Powell’s concerns, like Proust’s (and Evelyn Waugh’s, to whom he’s also often compared) are almost entirely confined to a single social class: his work “spans the socioeconomic ladder of midcentury Britain from its 99th percentile to its 98th,” as Caldwell wryly puts it. Which is perhaps why there have been so few recent American novelists like him: Our writers are often obsessed with class, but they tend to either zero in on the anxieties of a single character (a Gatsby or a Swede Levov) or region (Faulkner’s South, Wharton’s New York), or else pan outward, as in Twain and Tom Wolfe, to offer a panorama of society entire, from top to bottom. This makes sense, in a way, since class is so much more fluid in this country than in Europe, and people move relatively easily from level to level, rank to rank – or at least they’re encouraged to try. And the overall bigness of America, too, threatens to overwhelm the pointillism of the novel-of-manners.

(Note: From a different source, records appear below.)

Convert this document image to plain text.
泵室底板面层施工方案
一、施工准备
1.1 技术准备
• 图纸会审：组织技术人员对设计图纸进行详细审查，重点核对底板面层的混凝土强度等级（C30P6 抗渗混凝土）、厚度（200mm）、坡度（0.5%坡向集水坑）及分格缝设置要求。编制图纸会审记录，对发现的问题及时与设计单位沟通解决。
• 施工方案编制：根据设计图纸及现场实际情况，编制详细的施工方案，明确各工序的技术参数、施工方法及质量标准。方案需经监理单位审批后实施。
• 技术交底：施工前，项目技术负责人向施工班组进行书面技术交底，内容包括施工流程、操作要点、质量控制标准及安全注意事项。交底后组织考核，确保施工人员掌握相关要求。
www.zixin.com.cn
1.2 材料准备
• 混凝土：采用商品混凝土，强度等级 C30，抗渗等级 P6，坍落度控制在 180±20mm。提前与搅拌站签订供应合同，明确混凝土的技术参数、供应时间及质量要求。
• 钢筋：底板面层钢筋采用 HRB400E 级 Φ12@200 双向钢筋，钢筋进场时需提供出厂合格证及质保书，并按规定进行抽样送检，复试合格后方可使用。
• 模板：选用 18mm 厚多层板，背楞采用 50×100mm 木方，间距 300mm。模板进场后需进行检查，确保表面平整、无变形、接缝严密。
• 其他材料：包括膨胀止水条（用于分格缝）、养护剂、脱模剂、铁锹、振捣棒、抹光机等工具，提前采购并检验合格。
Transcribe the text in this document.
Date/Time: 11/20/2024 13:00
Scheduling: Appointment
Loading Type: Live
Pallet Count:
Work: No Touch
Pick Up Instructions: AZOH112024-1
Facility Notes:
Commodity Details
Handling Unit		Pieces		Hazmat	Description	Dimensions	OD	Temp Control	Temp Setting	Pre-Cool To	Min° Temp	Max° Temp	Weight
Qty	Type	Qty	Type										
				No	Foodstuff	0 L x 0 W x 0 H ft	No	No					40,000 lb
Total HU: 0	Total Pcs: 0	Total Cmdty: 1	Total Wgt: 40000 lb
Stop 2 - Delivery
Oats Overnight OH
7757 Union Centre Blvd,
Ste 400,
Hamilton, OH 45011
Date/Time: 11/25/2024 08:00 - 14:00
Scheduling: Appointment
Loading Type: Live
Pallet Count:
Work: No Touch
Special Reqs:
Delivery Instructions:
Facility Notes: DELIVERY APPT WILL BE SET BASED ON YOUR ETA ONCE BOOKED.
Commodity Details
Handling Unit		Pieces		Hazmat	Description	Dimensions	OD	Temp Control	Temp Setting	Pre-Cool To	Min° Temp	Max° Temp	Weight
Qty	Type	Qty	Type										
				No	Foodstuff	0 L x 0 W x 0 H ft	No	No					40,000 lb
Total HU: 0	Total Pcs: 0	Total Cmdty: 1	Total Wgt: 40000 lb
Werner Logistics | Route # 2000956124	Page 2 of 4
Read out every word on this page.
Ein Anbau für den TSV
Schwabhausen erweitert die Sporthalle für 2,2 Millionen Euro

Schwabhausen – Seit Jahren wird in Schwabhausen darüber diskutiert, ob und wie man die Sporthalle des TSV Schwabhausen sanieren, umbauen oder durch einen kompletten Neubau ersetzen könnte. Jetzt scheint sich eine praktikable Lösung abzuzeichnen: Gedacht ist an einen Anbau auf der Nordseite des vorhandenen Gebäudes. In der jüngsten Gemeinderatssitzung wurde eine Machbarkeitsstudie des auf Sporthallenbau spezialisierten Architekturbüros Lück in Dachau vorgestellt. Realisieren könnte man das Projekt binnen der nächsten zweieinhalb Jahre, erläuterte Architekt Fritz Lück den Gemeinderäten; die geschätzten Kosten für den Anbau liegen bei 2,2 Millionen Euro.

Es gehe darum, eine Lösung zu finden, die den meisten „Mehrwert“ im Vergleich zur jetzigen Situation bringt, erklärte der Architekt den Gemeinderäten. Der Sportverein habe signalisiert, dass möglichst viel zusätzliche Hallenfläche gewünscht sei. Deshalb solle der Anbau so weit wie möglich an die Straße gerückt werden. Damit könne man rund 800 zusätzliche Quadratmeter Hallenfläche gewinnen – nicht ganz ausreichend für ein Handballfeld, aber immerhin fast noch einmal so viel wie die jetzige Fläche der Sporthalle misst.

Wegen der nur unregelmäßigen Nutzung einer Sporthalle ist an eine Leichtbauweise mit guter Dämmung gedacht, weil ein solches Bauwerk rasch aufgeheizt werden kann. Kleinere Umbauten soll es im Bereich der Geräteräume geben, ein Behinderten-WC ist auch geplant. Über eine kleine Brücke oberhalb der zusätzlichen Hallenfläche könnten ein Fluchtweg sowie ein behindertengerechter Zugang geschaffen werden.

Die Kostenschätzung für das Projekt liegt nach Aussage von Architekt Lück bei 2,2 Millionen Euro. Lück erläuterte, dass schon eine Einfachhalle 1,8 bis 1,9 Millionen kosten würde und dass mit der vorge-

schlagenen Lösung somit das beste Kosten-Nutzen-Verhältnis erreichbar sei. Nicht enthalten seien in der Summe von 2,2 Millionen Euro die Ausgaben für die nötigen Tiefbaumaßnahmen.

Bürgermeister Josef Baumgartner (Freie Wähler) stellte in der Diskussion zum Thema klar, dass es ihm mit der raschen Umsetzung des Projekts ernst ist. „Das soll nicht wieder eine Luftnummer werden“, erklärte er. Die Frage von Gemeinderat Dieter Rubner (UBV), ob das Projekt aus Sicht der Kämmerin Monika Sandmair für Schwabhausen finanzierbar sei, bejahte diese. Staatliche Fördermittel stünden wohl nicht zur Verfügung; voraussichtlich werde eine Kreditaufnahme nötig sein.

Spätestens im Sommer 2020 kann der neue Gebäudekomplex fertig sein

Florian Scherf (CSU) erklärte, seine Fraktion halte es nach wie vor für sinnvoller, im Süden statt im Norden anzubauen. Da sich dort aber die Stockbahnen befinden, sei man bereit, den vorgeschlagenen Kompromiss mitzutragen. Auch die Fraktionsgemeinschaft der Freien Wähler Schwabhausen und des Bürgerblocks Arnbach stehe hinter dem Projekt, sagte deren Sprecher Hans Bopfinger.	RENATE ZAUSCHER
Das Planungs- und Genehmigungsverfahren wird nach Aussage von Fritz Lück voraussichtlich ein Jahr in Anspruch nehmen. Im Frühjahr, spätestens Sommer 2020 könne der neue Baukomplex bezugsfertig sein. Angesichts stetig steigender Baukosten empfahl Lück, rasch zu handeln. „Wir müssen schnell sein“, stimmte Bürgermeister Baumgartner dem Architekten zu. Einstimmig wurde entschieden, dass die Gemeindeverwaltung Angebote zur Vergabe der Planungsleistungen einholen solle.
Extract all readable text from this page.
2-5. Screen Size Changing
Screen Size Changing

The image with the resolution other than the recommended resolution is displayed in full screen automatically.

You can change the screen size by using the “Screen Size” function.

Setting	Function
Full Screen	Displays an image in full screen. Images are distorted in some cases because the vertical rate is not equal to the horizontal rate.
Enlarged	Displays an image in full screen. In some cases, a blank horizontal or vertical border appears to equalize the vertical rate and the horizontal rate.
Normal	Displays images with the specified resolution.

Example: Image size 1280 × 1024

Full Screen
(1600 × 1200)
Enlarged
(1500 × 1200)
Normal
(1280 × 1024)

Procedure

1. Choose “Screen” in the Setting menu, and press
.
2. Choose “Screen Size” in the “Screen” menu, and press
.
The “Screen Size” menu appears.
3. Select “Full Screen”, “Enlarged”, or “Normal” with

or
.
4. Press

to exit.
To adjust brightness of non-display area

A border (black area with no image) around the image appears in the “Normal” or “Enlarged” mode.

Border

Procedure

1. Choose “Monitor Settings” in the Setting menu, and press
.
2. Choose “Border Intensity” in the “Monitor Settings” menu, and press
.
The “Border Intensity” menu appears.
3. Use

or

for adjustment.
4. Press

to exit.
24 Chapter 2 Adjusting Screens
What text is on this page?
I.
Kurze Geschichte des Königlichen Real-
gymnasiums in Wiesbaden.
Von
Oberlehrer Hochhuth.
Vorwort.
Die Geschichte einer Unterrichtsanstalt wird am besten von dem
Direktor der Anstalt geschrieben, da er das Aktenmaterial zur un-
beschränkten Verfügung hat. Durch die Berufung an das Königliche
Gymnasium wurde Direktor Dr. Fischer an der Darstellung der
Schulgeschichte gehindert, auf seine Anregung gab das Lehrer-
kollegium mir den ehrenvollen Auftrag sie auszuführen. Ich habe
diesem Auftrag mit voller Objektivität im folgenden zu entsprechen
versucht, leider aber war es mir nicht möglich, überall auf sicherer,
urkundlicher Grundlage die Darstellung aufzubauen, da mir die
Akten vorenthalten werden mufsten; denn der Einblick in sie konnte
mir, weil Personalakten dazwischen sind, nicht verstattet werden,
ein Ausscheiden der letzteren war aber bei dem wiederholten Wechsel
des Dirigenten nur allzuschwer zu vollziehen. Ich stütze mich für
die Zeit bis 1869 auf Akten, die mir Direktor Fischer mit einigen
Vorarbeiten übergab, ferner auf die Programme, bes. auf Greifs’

But even so, it would nice to see someone attempt to do for the contemporary American elite, fluid and hard-to-pin-down thought it may be, what Powell did for the British upper class, and pen A Dance to the Music of Time that follows, say, the Ivy Leaguers of the 1960s down to the present day – or my own generation out to 2040 or so. Caldwell notes that Powell’s books, like many English novels, satisfy a voyeuristic American appetite for brighter lines of class and conduct than we possess – and indeed, they may even inspire us to “envy the intricacy and elaboration of a social system that can create such beautiful patterns of charm and power.” But our voyeurism and envy – and our self-satisfaction at having left many of the cruelties of class behind – shouldn’t blind us to the intricacies and elaborations that American society, too, affords its artists, particularly as our meritocracy becomes less permeable and more inherited. Caldwell writes that Americans “tend to look at social systems as annoying impediments to the poetry of life,” and that “Powell may have been the last novelist to realize that the system is the poetry, under certain circumstances.” But there are systems here as well, and no less deserving of their poets.